Méthodes de freination de la myopie
Freination en lunettes
Les dernières années ont vu arriver sur le marché de nouvelles générations de verres, dont le principe repose sur le concept de la défocalisation périphérique. Ce dernier part du postulat que l’allongement de la longueur axiale chez le myope serait stimulé par le fait que, en correction monofocale classique, l’image reçue par la rétine périphérique est focalisée en arrière du globe oculaire. Ainsi, ces verres permettraient de diminuer ce stimulus en ramenant cette image périphérique en avant de la rétine. Deux technologies brevetées ont démontré une efficacité dans des études randomisées : DIMS® pour Defocus Incorporated Multiple Segments (MiyoSmart®, Hoya) et HALT® pour High Aspherical Lenslet Target (Stellest®, Essilor).

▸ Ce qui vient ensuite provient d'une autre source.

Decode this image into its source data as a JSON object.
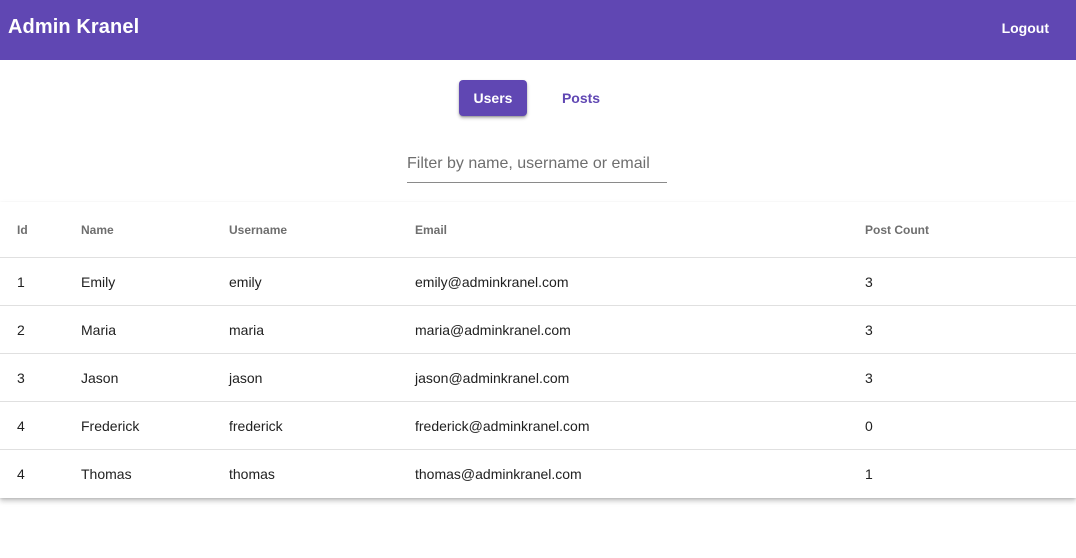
{
  "app": {
    "title": "Admin Kranel",
    "logout_label": "Logout",
    "accent_color": "#6047b3"
  },
  "tabs": [
    {
      "label": "Users",
      "active": true
    },
    {
      "label": "Posts",
      "active": false
    }
  ],
  "filter": {
    "placeholder": "Filter by name, username or email",
    "value": ""
  },
  "table": {
    "headers": [
      "Id",
      "Name",
      "Username",
      "Email",
      "Post Count"
    ],
    "rows": [
      {
        "id": "1",
        "name": "Emily",
        "username": "emily",
        "email": "emily@adminkranel.com",
        "post_count": "3"
      },
      {
        "id": "2",
        "name": "Maria",
        "username": "maria",
        "email": "maria@adminkranel.com",
        "post_count": "3"
      },
      {
        "id": "3",
        "name": "Jason",
        "username": "jason",
        "email": "jason@adminkranel.com",
        "post_count": "3"
      },
      {
        "id": "4",
        "name": "Frederick",
        "username": "frederick",
        "email": "frederick@adminkranel.com",
        "post_count": "0"
      },
      {
        "id": "4",
        "name": "Thomas",
        "username": "thomas",
        "email": "thomas@adminkranel.com",
        "post_count": "1"
      }
    ]
  }
}
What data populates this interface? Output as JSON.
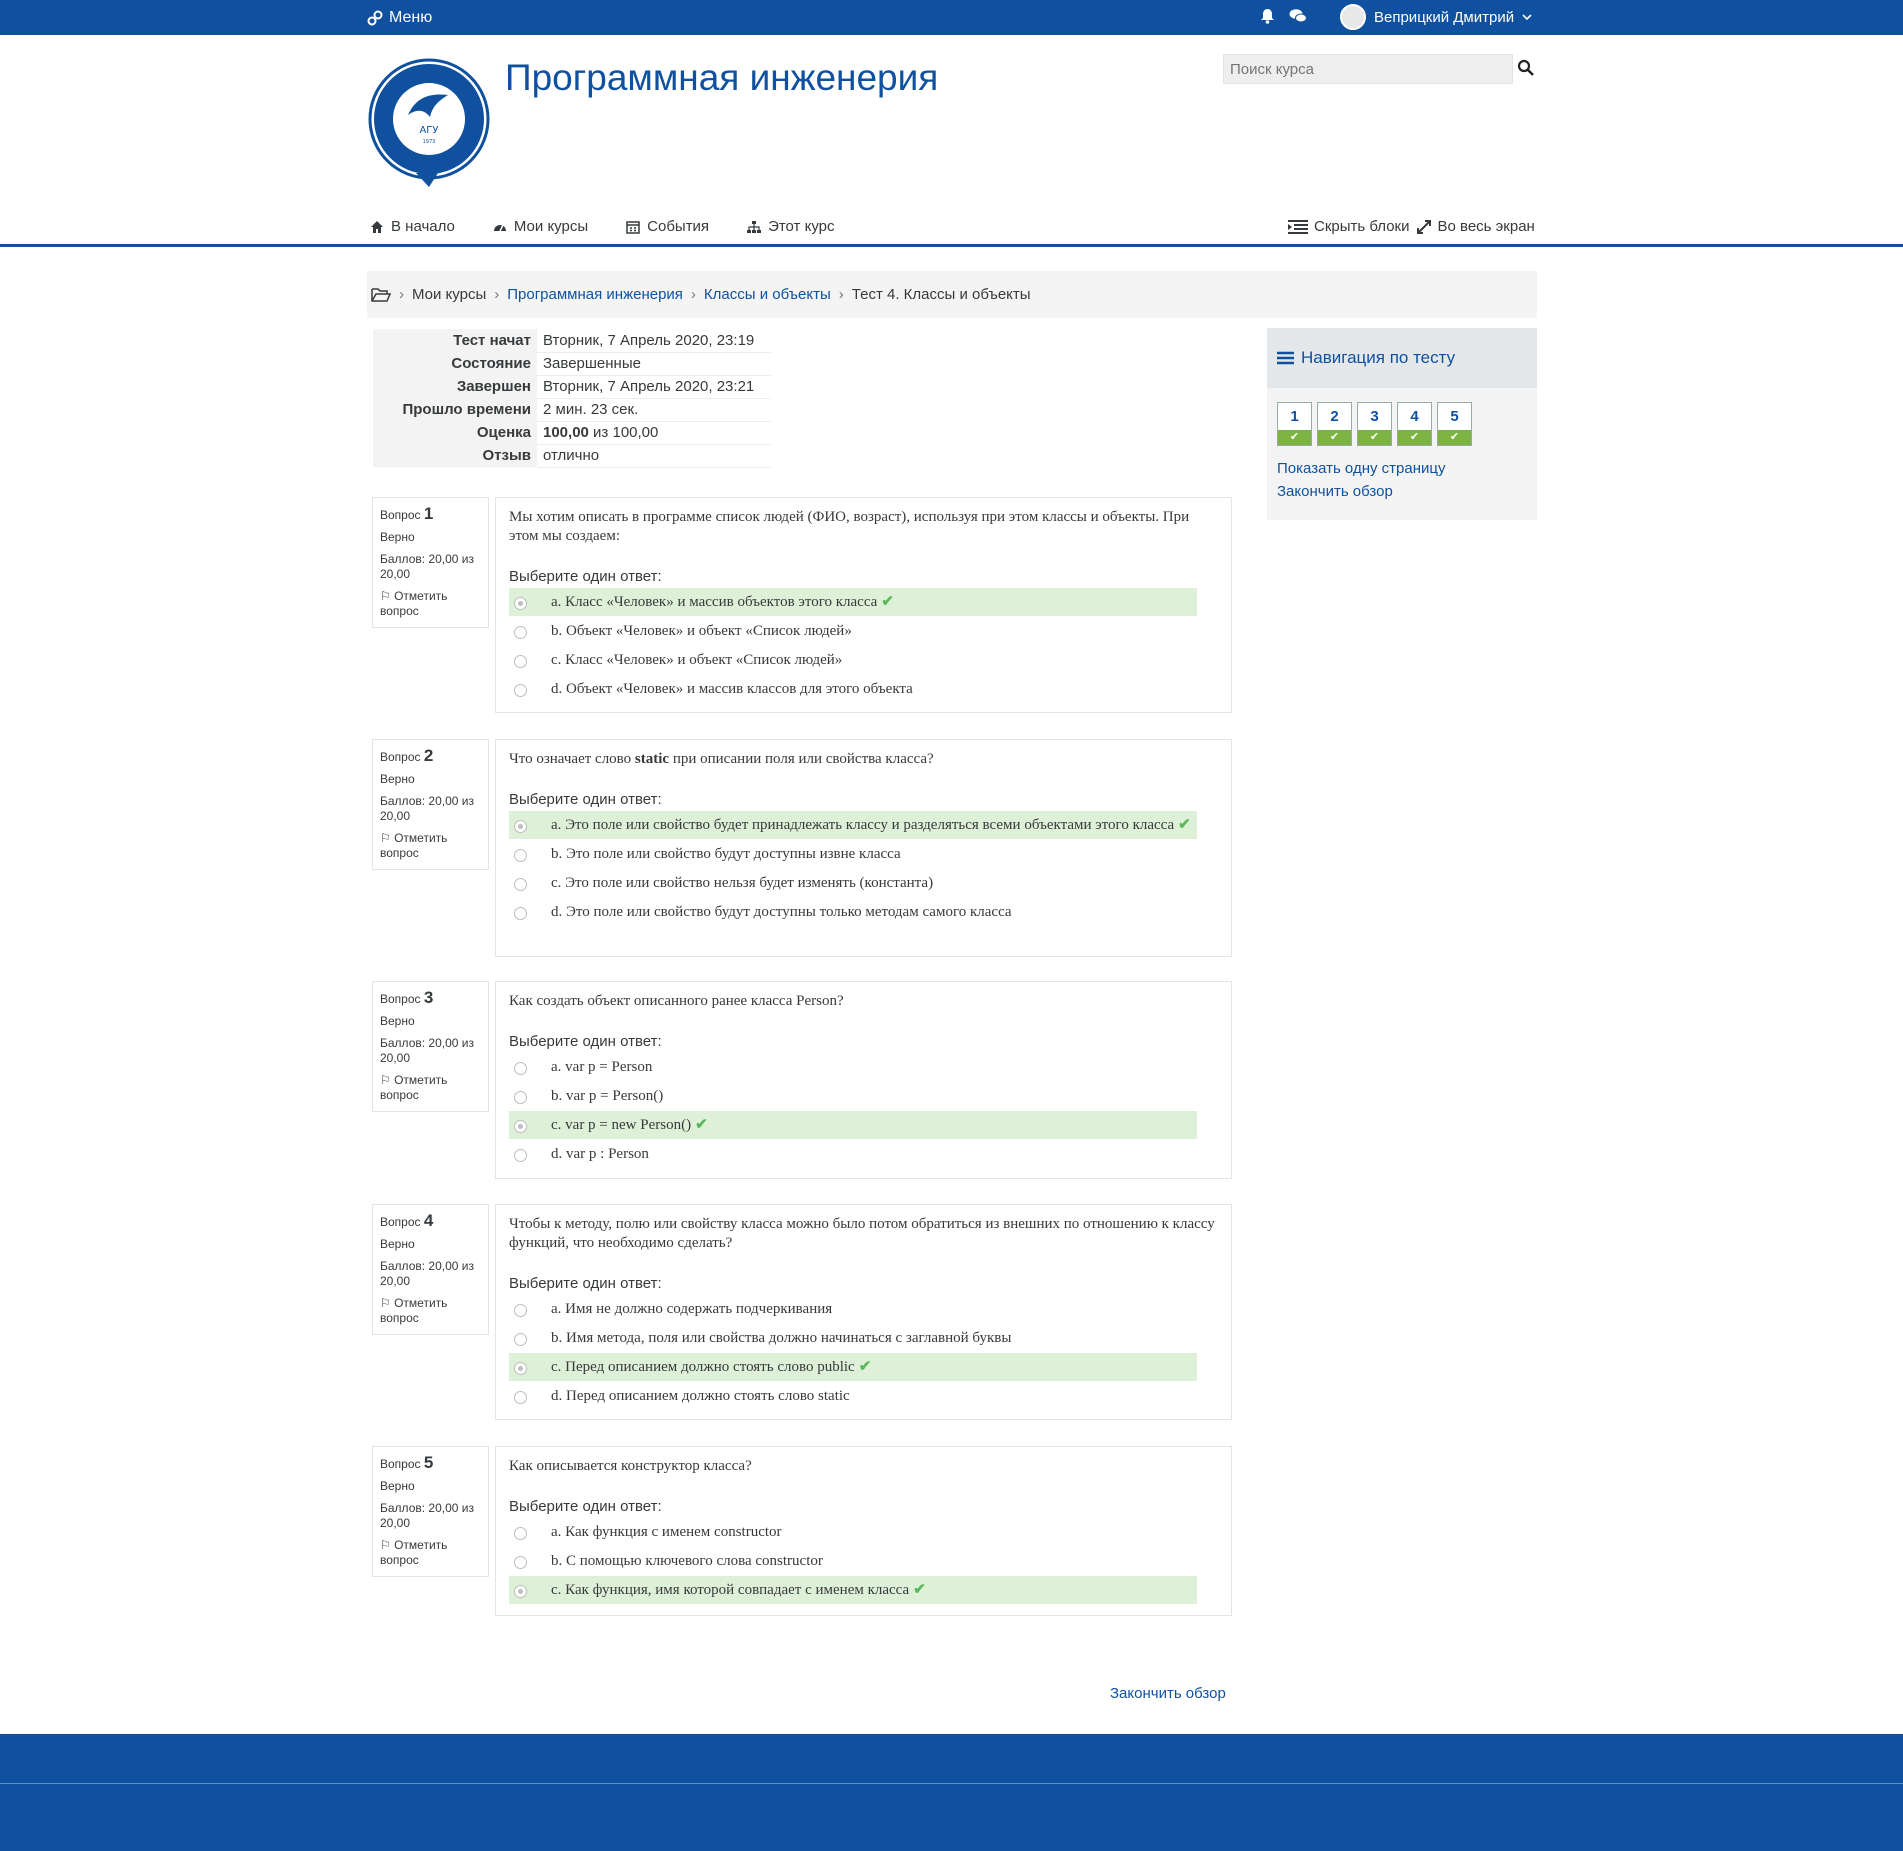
{
  "topbar": {
    "menu_label": "Меню",
    "user_name": "Веприцкий Дмитрий"
  },
  "header": {
    "course_title": "Программная инженерия",
    "search_placeholder": "Поиск курса"
  },
  "nav": {
    "items": [
      {
        "label": "В начало",
        "icon": "home-icon"
      },
      {
        "label": "Мои курсы",
        "icon": "dashboard-icon"
      },
      {
        "label": "События",
        "icon": "calendar-icon"
      },
      {
        "label": "Этот курс",
        "icon": "sitemap-icon"
      }
    ],
    "hide_blocks": "Скрыть блоки",
    "fullscreen": "Во весь экран"
  },
  "breadcrumb": {
    "items": [
      "Мои курсы",
      "Программная инженерия",
      "Классы и объекты",
      "Тест 4. Классы и объекты"
    ]
  },
  "summary": {
    "rows": [
      {
        "k": "Тест начат",
        "v": "Вторник, 7 Апрель 2020, 23:19"
      },
      {
        "k": "Состояние",
        "v": "Завершенные"
      },
      {
        "k": "Завершен",
        "v": "Вторник, 7 Апрель 2020, 23:21"
      },
      {
        "k": "Прошло времени",
        "v": "2 мин. 23 сек."
      },
      {
        "k": "Оценка",
        "v_bold": "100,00",
        "v_rest": " из 100,00"
      },
      {
        "k": "Отзыв",
        "v": "отлично"
      }
    ]
  },
  "question_labels": {
    "q_word": "Вопрос",
    "state": "Верно",
    "points": "Баллов: 20,00 из 20,00",
    "flag": "Отметить вопрос",
    "choose": "Выберите один ответ:"
  },
  "questions": [
    {
      "num": "1",
      "text": "Мы хотим описать в программе список людей (ФИО, возраст), используя при этом классы и объекты. При этом мы создаем:",
      "answers": [
        "a. Класс «Человек» и массив объектов этого класса",
        "b. Объект «Человек» и объект «Список людей»",
        "c. Класс «Человек» и объект «Список людей»",
        "d. Объект «Человек» и массив классов для этого объекта"
      ],
      "correct": 0
    },
    {
      "num": "2",
      "text_pre": "Что означает слово ",
      "text_bold": "static",
      "text_post": " при описании поля или свойства класса?",
      "answers": [
        "a. Это поле или свойство будет принадлежать классу и разделяться всеми объектами этого класса",
        "b. Это поле или свойство будут доступны извне класса",
        "c. Это поле или свойство нельзя будет изменять (константа)",
        "d. Это поле или свойство будут доступны только методам самого класса"
      ],
      "correct": 0
    },
    {
      "num": "3",
      "text": "Как создать объект описанного ранее класса Person?",
      "answers": [
        "a. var p = Person",
        "b. var p = Person()",
        "c. var p = new Person()",
        "d. var p : Person"
      ],
      "correct": 2
    },
    {
      "num": "4",
      "text": "Чтобы к методу, полю или свойству класса можно было потом обратиться из внешних по отношению к классу функций, что необходимо сделать?",
      "answers": [
        "a. Имя не должно содержать подчеркивания",
        "b. Имя метода, поля или свойства должно начинаться с заглавной буквы",
        "c. Перед описанием должно стоять слово public",
        "d. Перед описанием должно стоять слово static"
      ],
      "correct": 2
    },
    {
      "num": "5",
      "text": "Как описывается конструктор класса?",
      "answers": [
        "a. Как функция с именем constructor",
        "b. С помощью ключевого слова constructor",
        "c. Как функция, имя которой совпадает с именем класса"
      ],
      "correct": 2
    }
  ],
  "quiz_nav": {
    "title": "Навигация по тесту",
    "buttons": [
      "1",
      "2",
      "3",
      "4",
      "5"
    ],
    "show_one_page": "Показать одну страницу",
    "finish_review": "Закончить обзор"
  },
  "finish_review_bottom": "Закончить обзор",
  "colors": {
    "brand": "#0f519e",
    "correct_bg": "#dff0d8",
    "check": "#5cb85c"
  }
}
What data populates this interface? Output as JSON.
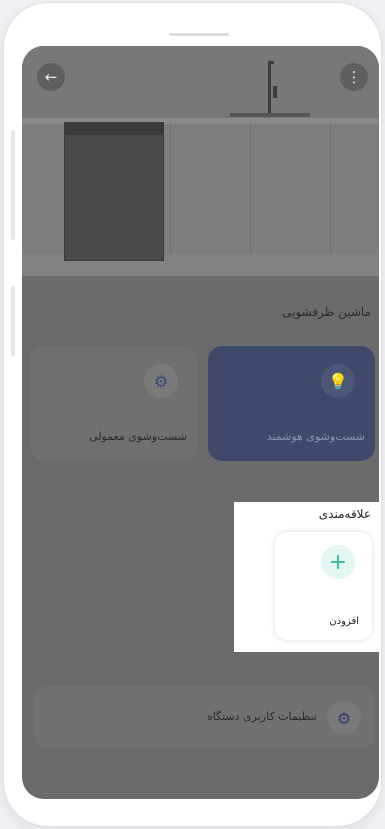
{
  "header": {
    "back_icon": "arrow-left-icon",
    "back_glyph": "←",
    "menu_icon": "more-vertical-icon",
    "menu_glyph": "⋮"
  },
  "device": {
    "title": "ماشین ظرفشویی"
  },
  "modes": [
    {
      "label": "شست‌وشوی هوشمند",
      "icon": "lightbulb-sparkle-icon",
      "glyph": "💡",
      "active": true
    },
    {
      "label": "شست‌وشوی معمولی",
      "icon": "washer-icon",
      "glyph": "⚙",
      "active": false
    }
  ],
  "favorites": {
    "title": "علاقه‌مندی",
    "add_label": "افزودن",
    "add_glyph": "+"
  },
  "settings": {
    "label": "تنظیمات کاربری دستگاه",
    "icon": "gear-icon",
    "glyph": "⚙"
  },
  "colors": {
    "accent_active": "#3f4a6b",
    "add_accent": "#2fbfa0",
    "overlay": "#6b6b6b"
  }
}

Les résultats significatifs à 2 ans du verre DIMS® montrent une évolution moyenne de l’équivalent sphérique de -0,38 D vs -0,93 D dans le groupe contrôle, ainsi qu’un allongement de la longueur axiale de +0,21 mm vs +0,53 mm dans le groupe contrôle. Les résultats à 3 ans [3] et 6 ans (non publiés) semblent confirmer cette efficacité. Concernant les verres HALT®, des résultats significatifs publiés en mars 2022 [4] retrouvaient une évolution à 2 ans de -0,66 D vs -1,46 D dans le groupe contrôle, correspondant à un allongement de longueur axiale de +0,34 mm vs +0,69 mm dans le groupe contrôle. L’effet de ces 2 types de verre serait corrélé au temps de port – les fabricants recommandent un minimum de 10 à 12 heures par jour –, et à l’âge – la vitesse d’évolution était plus rapide chez les enfants les plus jeunes. Dans les 2 cas, aucun effet indésirable cliniquement pertinent n’a été rapporté dans les études.
Freination en lentilles
De nombreuses études ont rapporté l’efficacité de la contactologie dans le domaine de la freination myopique, bien avant l’apparition des verres dits défocalisants. Deux types de lentilles de contact prédominent actuellement, qui reposent également sur la défocalisation périphérique : l’orthokératologie – le remodelage cornéen nocturne induit par la lentille comprend un anneau de défocus périphérique positif – et les lentilles diurnes à défocalisation périphérique, rigide ou souple – dont la lentille journalière MiSight® de CooperVision et la lentille mensuelle Mylo® de Mark’Ennovy. La méta-analyse de Vanderveen [5] rapportait une évolution moyenne à 2 ans de 0,30 mm de longueur axiale chez les enfants équipés en orthokératologie vs 0,60 mm dans le groupe contrôle. Les dernières générations de lentilles d’orthokératologie « customisables » permettent d’ajuster la puissance du défocus périphérique en fonction de la réponse thérapeutique du patient. Concernant les lentilles souples défocalisantes, les études montrent une efficacité sur la longueur axiale de 30% à 2 ans pour les mensuelles, et de 52% à 3 ans pour les journalières. Outre son action freinatrice, la contactologie améliore la qualité de vie des enfants en leur permettant de se passer de lunettes dans la journée, facilitant notamment la pratique d’activités sportives. Les lentilles de contact gardent donc tout leur intérêt, y compris en première intention dans le contrôle de la myopie chez les enfants motivés et lorsque le cadre familial est propice à garantir la sécurité du port. Ces méthodes restent cependant pour le moment peu plébiscitées en raison du nombre insuffisant de praticiens formés.
Freination en collyres
Les méthodes pharmacologiques ont fait l’objet du plus grand nombre de publications au cours des 10 dernières années. Les 2 études majeures sur le sujet, conduites en plusieurs phases et sur des enfants asiatiques, ont été publiées en 2012 et 2016 sous l’acronyme ATOM-2, et en 2019, 2020 et 2022 sous l’acronyme LAMP. ATOM-2 a permis de démontrer une efficacité de l’atropine à 0,01% comparable aux dosages plus élevés (0,1 et 0,5%) sur l’évolution de l’équivalent sphérique, avec un meilleur profil de tolérance, incitant l’OMS et la Société mondiale d’ophtalmologie pédiatrique (WSPOS) à recommander l’utilisation de l’atropine à 0,01% pour la freination myopique. Depuis, les travaux de Yam et al. dans les études LAMP ont démontré une supériorité du dosage à 0,05% par rapport à des dosages plus faibles (0,01 et 0,025%), aussi bien sur l’équivalent sphérique que sur la longueur axiale, avec une tolérance identique. Une méta-analyse récente conclut également que l’atropine à 0,05% semble la plus efficace parmi 8 dosages évalués [6].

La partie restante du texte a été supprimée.